TORINO – La lotta alla Peste Suina Africana (PSA) in Piemonte segna un punto di svolta positivo, diventando un esempio di gestione per l’intera Unione Europea. Durante l’ultimo incontro a Torino tra il Commissario straordinario Giovanni Filippini e l’assessore regionale Paolo Bongioanni, è emersa l’efficacia di una strategia basata sul coordinamento tra sanità, mondo venatorio e monitoraggio epidemiologico.
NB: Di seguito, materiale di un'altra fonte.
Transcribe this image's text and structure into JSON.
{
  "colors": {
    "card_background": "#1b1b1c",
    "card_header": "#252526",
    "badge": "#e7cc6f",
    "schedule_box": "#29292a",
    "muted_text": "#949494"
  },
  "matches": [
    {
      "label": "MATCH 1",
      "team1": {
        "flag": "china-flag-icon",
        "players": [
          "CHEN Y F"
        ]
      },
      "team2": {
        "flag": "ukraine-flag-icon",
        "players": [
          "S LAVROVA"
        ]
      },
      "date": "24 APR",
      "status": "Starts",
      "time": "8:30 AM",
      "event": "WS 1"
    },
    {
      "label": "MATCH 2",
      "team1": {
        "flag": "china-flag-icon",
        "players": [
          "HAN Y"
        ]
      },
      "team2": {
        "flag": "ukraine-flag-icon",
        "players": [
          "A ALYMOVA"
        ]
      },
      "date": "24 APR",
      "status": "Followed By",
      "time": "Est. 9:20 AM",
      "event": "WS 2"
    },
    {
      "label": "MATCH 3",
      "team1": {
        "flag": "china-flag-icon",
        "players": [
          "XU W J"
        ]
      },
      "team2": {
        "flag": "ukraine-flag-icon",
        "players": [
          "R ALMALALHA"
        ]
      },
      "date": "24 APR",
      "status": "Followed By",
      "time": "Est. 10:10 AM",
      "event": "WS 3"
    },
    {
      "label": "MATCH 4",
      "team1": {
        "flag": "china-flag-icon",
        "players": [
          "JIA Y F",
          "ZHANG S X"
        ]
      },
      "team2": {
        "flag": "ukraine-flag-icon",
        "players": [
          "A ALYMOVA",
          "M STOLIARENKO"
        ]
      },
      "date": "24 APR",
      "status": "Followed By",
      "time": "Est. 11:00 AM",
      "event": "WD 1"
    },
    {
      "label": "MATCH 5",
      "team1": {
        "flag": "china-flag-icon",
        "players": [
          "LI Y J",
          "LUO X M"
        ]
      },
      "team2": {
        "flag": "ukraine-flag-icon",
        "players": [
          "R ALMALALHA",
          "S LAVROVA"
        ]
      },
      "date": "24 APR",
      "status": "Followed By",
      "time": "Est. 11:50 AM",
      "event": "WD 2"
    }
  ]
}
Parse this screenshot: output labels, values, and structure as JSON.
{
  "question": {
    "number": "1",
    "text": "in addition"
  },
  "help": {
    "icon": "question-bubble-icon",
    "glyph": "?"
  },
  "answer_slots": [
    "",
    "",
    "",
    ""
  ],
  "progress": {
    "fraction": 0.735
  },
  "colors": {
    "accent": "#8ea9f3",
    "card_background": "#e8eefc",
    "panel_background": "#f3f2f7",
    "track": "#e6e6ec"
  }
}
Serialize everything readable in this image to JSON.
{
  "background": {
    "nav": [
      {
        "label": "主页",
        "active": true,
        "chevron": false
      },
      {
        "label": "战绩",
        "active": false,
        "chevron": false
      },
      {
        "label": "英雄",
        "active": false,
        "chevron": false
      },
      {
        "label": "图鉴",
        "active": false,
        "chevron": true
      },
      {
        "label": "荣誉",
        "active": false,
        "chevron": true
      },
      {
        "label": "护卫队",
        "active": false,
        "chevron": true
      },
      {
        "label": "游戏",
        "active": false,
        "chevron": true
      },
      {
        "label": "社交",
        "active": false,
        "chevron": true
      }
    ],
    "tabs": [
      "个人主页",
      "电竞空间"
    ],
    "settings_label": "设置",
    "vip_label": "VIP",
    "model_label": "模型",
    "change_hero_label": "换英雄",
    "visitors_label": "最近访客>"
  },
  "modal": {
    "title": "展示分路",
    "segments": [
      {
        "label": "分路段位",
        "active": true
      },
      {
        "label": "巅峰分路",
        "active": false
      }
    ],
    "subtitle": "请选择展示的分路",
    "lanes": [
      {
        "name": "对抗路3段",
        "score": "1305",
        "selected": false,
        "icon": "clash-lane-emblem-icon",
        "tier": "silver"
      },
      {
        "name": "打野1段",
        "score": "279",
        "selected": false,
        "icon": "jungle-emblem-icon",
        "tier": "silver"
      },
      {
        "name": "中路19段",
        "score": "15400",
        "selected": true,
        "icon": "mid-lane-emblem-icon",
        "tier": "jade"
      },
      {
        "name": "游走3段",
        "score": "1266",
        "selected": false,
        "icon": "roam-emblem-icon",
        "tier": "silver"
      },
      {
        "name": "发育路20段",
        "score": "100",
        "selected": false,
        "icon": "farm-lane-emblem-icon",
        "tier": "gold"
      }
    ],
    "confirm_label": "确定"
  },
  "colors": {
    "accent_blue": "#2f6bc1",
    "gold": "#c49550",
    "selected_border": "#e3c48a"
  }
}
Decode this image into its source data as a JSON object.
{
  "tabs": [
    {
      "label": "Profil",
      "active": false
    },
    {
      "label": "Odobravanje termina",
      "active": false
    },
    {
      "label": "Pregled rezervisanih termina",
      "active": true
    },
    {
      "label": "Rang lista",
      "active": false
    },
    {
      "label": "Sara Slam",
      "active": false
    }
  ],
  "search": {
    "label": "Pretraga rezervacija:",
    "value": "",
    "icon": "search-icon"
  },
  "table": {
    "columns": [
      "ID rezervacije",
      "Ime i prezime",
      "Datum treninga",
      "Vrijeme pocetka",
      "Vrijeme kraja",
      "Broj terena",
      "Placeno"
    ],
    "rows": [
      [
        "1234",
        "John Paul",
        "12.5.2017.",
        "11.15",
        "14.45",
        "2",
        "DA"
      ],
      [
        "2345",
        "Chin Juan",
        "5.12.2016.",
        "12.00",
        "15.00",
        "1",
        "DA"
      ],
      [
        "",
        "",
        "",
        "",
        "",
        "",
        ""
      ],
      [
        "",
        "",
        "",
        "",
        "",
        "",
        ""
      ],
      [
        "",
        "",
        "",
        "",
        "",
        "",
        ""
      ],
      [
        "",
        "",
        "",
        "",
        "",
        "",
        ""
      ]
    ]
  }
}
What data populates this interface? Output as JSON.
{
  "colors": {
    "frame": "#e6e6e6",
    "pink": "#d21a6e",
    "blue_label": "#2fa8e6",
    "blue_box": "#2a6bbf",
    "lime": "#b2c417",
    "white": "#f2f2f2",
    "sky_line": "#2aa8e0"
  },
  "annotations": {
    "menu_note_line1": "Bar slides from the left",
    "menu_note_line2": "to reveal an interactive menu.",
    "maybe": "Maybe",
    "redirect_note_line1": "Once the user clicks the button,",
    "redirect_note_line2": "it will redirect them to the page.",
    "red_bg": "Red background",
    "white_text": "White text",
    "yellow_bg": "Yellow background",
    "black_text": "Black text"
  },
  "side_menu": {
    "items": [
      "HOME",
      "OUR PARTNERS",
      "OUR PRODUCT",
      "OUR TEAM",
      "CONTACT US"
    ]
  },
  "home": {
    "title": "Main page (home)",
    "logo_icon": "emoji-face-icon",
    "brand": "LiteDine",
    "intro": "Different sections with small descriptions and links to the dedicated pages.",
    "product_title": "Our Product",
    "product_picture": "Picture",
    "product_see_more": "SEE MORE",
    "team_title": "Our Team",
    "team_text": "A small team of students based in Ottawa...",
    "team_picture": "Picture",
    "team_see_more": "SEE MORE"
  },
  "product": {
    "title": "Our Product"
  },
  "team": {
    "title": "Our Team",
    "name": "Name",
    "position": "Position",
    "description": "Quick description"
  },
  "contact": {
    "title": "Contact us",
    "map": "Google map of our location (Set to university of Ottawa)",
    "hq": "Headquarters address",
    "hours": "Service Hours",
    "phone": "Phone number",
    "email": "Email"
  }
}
Grazie ad azioni mirate di depopolamento dei cinghiali — con oltre 26.000 capi eradicati nel 2025 e un obiettivo di 41.000 per il 2026 — il Piemonte è riuscito a creare una vera “barriera biologica“. Questo modello di successo, che ha permesso di salvaguardare i distretti suinicoli di Cuneo e Chieri, sarà presentato ufficialmente a Bruxelles a fine marzo come best practice per la Commissione Europea.
Biosicurezza e nuovi fondi: la strategia per eradicare la PSA nel 2026
Nonostante il cluster del Nord Ovest sia in via di risoluzione, la Regione Piemonte non abbassa la guardia e punta tutto sulla biosicurezza negli allevamenti. L’assessore Bongioanni ha annunciato il potenziamento dei bandi per la suinicoltura, con risorse che passano da 3 a 9 milioni di euro per finanziare recinzioni, strutture di contenimento e ammodernamento delle stalle. La nuova fase dell’emergenza prevede il passaggio da ordinanze generaliste a misure “micro-calibrate” sul territorio, con l’uso intensivo di trappole a gabbia e il mantenimento delle barriere autostradali. L’obiettivo è chiaro: trasformare l’attuale fase di contenimento in una eradicazione definitiva, proteggendo una filiera agroalimentare che rappresenta un pilastro dell’economia piemontese.